An RFP for zoning consultants was sent out in June 2023. Town Planner Paul Lagg, the Eastham Residential Zoning Task Force, and consultants from Brovitz Community Planning and Dodson & Flinker Landscape Architecture & Planning have been working on new bylaws for spring town meeting.
If the residential zoning at T-Time were maintained as is, only 11 houses could be built there, Beebe said. With adjustments to zoning, increased residential density and mixed-use structures can be added.
The zoning amendments include a form-based code and a potential 40R Smart Growth Zoning Overlay, which the Independent reported in June.
A form-based code focuses on the look of a development rather than the uses that are allowed there. Emphasizing architectural consistency but being flexible about uses can help maintain local character, Lagg said.
The Smart Growth Overlay could help create compact mixed-income housing and generate state funds for the project.
Zoning is “boring, but absolutely essential,” Beebe said. The technical nature of the work does not demand much community input, which is why there has been a dearth of public updates since the master plan was published in December 2022, Beebe said.
Wastewater, Roads, Funding
The North Eastham Master Plan also relies on a long-discussed town wastewater system. Without it, the T-Time and Town Center Plaza parcels would have to be reconfigured to include undevelopable septic system leaching fields.
“Wastewater has to come first,” Beebe said.
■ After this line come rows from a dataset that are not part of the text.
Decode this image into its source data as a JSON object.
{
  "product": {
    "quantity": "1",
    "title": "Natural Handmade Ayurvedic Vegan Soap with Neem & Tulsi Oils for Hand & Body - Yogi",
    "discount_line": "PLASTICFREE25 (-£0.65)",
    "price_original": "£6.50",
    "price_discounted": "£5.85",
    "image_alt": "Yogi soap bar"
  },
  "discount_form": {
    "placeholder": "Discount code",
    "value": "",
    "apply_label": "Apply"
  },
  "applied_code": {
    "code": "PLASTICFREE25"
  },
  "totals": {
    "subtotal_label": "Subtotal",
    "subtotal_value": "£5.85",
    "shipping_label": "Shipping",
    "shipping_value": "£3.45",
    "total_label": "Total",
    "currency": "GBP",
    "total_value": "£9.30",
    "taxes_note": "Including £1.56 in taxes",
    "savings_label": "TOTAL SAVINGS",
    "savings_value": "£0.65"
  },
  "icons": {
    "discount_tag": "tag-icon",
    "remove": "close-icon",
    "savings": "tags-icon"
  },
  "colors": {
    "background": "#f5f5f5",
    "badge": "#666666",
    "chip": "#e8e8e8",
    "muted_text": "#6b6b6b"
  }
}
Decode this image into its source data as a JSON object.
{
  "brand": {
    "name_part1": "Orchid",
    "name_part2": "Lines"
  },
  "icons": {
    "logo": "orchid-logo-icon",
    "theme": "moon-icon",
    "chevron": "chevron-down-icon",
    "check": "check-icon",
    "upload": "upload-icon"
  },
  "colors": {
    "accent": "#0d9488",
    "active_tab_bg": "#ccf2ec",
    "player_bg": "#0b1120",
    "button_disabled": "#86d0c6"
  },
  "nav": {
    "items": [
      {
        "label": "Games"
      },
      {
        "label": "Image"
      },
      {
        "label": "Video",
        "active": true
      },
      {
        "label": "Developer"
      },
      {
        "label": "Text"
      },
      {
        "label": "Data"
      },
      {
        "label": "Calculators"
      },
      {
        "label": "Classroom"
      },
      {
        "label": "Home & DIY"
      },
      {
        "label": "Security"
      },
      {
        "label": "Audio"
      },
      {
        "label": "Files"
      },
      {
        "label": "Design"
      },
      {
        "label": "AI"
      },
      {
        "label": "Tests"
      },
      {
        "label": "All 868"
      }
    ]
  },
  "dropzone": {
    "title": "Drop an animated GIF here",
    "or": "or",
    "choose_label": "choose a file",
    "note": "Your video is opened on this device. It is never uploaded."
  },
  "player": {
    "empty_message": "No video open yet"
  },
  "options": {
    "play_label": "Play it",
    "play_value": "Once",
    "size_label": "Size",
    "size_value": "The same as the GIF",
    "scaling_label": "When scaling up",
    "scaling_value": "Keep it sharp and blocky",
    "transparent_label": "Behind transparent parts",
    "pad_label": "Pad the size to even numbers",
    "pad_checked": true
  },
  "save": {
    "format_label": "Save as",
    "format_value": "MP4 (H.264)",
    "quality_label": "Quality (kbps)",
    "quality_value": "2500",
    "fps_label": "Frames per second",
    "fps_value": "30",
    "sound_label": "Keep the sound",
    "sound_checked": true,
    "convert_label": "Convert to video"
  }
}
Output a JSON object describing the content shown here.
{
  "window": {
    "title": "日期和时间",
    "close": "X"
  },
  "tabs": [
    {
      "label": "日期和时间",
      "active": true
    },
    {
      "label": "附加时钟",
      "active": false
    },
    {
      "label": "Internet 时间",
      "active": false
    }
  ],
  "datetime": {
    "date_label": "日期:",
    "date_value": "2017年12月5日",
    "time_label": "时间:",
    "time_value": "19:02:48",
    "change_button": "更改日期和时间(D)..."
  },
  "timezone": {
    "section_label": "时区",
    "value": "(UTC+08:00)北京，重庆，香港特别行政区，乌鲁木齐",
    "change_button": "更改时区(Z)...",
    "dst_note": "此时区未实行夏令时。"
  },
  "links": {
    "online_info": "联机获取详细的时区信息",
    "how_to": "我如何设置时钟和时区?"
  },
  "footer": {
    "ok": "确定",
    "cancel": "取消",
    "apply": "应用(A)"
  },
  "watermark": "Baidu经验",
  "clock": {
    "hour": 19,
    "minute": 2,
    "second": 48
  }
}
The town finalized its Watershed Management Plan in October 2023 and is now awaiting feedback from the state Dept. of Environmental Protection. Beebe said that the town’s new wastewater system would be in its design phase until May 2025, and that construction will run from 2026 through 2028.
To assess the viability of a new roadway connecting T-Time to Town Center Plaza, the town hired the Environmental Partners Group last summer.
Lagg envisions a roadway that is “lower-traffic, more calm, and could serve local businesses,” although at this point a vehicular road, a shared-use path, or even a bike trail extension are all possibilities, he said.
Last week, Eastham issued an official request for a financial modeler for the North Eastham project, which a March 2023 presentation said could ultimately cost $64 million.
That consultant would assess available state incentives, public-private partnerships, and tax credits to fund the project. Much of the consulting work so far has been funded by a series of state grants, Beebe said.
These elements should all have converged by 2026, when the town could put out a request for a developer to make the North Eastham Master Plan into actual houses and buildings, Beebe said.
By that time, the original draft of the plan “could change quite a bit,” she added. “I don’t think our housing numbers, or any numbers, are fixed,” Beebe said.
In other words, housing needs may be changing rapidly in Eastham — but the town’s development plans are open to change as well.